因為有朋友說筆記要好好記,所以我就開了這個新的分類,
希望之後可以陸續增加新的東西 @@


Seminar @ NTU

Keywords

  • Parsing: 將字串做分析後,mapping 到某一資料結構上 (通常為 syntax trees) 的過程
  • Semantic Parsing: 將 NL 轉換為 MRL 的過程
  • MRL: Meaning Representation Language
  • Training Set: 在系統開發期間,被拿來餵進系統的訓練資料集
  • Test Set: 相對於 training set,test set 是在系統發展後,拿來評估系統效能的資料集
  • Cross-Validation: ..囧?
  • N-fold Cross-Validation: 將資料分為 N 份,做 N 次評估並取平均值,每一次取其中一組作為 test set

More about Semantic Parsing

  • Natural Language 的語法不如 Programming Language 嚴謹,常會有 ambiguous 的狀況出現
    • Eg. “I saw a man with a telescope.” 有兩種合理解釋
  • Training Data 越大,對於該訓練領域的 precision 越高,但可能會因取樣不足或不夠廣泛而出現系統偏頗的現象

SGP: Symbol Grounding Problem

To done deep-understanding, you have to solve the SGP.


There are 3 types of information needs:

  • Informational: Queries about “How”, “What”, etc.
  • Transactional: Queries about information or financial tradings
  • Navigational: Queries of finding a specific website

What’s the major when it comes to searching in the field of blogs?
Ans. “Informational,” especially queries about opinions.

There are some methods to obtain the blog data:

  • XML Feeds: RSS, ATOM, or something like that
  • HTML: in comparision with XML, it has less semantical information with its tags

Some problems when collecting data

  • There might hundreds of thousand requests within a day
  • How to tell which blog is a sblog or not, and there might be garbages anywhere in the pages

More about “Recall” and “Precision”

If the IR system returns 320 entities it might be about zoo,
and after we checked it through, 250 relatived,
and in the corpus, 400 entities are exactly relative.

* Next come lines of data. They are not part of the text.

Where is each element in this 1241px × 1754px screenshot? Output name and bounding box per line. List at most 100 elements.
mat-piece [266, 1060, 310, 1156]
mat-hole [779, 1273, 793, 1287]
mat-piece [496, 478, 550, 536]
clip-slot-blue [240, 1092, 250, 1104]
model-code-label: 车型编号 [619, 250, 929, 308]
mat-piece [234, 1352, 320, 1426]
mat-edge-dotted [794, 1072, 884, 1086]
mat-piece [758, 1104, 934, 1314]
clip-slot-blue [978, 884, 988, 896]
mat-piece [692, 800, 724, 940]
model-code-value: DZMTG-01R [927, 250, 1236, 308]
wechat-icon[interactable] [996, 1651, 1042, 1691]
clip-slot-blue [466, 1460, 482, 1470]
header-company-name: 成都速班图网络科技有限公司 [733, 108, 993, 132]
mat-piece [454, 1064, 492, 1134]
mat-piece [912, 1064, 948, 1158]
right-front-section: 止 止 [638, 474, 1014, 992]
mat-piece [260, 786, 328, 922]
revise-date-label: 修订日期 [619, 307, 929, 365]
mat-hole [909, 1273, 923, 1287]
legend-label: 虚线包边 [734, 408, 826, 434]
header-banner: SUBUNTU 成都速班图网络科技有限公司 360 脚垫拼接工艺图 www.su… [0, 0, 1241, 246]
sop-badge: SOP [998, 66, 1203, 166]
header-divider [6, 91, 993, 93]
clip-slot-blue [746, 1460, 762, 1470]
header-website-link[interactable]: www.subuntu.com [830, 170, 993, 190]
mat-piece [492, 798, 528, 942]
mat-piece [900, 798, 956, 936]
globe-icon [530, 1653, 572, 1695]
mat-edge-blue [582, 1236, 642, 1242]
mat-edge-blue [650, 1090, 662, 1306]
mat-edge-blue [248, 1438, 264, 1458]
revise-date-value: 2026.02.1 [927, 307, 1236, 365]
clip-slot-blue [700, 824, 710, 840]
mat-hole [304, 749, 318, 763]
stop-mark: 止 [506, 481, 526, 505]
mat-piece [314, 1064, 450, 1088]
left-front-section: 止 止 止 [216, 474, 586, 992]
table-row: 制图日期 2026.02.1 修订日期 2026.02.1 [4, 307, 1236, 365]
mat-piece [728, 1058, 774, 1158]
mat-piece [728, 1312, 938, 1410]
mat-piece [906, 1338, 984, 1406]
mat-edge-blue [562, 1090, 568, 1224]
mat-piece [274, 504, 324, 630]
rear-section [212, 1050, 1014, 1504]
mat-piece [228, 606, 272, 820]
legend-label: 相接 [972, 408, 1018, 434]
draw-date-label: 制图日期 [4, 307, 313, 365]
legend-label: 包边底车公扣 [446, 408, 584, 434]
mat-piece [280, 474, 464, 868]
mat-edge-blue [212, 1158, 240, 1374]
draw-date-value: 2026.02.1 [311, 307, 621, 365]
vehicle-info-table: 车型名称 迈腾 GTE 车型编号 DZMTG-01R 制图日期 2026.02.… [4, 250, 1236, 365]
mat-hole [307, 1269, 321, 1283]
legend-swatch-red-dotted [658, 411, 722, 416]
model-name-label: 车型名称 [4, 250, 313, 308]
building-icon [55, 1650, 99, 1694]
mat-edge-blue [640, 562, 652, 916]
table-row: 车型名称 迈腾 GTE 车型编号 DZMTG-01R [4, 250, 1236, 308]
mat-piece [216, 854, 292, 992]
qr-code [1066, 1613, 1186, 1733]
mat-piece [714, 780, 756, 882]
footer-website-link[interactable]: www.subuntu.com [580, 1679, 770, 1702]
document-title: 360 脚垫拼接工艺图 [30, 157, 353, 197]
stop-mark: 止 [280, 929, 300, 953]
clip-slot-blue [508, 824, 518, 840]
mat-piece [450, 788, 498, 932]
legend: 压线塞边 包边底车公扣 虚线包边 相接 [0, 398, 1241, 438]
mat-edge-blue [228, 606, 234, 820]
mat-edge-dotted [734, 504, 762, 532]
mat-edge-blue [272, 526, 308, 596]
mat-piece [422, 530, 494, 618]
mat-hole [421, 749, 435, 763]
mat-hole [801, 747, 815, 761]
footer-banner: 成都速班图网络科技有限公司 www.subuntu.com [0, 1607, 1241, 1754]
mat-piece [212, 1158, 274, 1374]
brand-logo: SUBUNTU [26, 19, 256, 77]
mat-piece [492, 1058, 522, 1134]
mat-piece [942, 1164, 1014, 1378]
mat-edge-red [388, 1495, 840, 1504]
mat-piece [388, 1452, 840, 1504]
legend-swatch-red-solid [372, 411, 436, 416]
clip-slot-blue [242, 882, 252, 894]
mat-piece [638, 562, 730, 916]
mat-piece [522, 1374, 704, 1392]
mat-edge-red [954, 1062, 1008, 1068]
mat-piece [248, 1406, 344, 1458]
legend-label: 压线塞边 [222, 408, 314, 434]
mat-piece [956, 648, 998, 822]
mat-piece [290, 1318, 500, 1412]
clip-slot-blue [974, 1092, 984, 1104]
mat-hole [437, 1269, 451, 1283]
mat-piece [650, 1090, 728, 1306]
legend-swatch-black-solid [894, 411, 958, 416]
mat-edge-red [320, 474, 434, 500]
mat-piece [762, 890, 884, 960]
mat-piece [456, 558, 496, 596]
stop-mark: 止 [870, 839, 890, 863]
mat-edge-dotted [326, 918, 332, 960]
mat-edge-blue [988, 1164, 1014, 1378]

The Recall will be: 250 / 400 = 0.625,
and the Precision is: 250 / 320 = 0.781

To make it clear,
Recall = (# of correct data returned) / (# of all correct data in corpus)
Precision = (# of correct data returned) / (# of data returned)

It will be a trade-off, when you want to improve one of them.
However, the higher they are, the better the system is.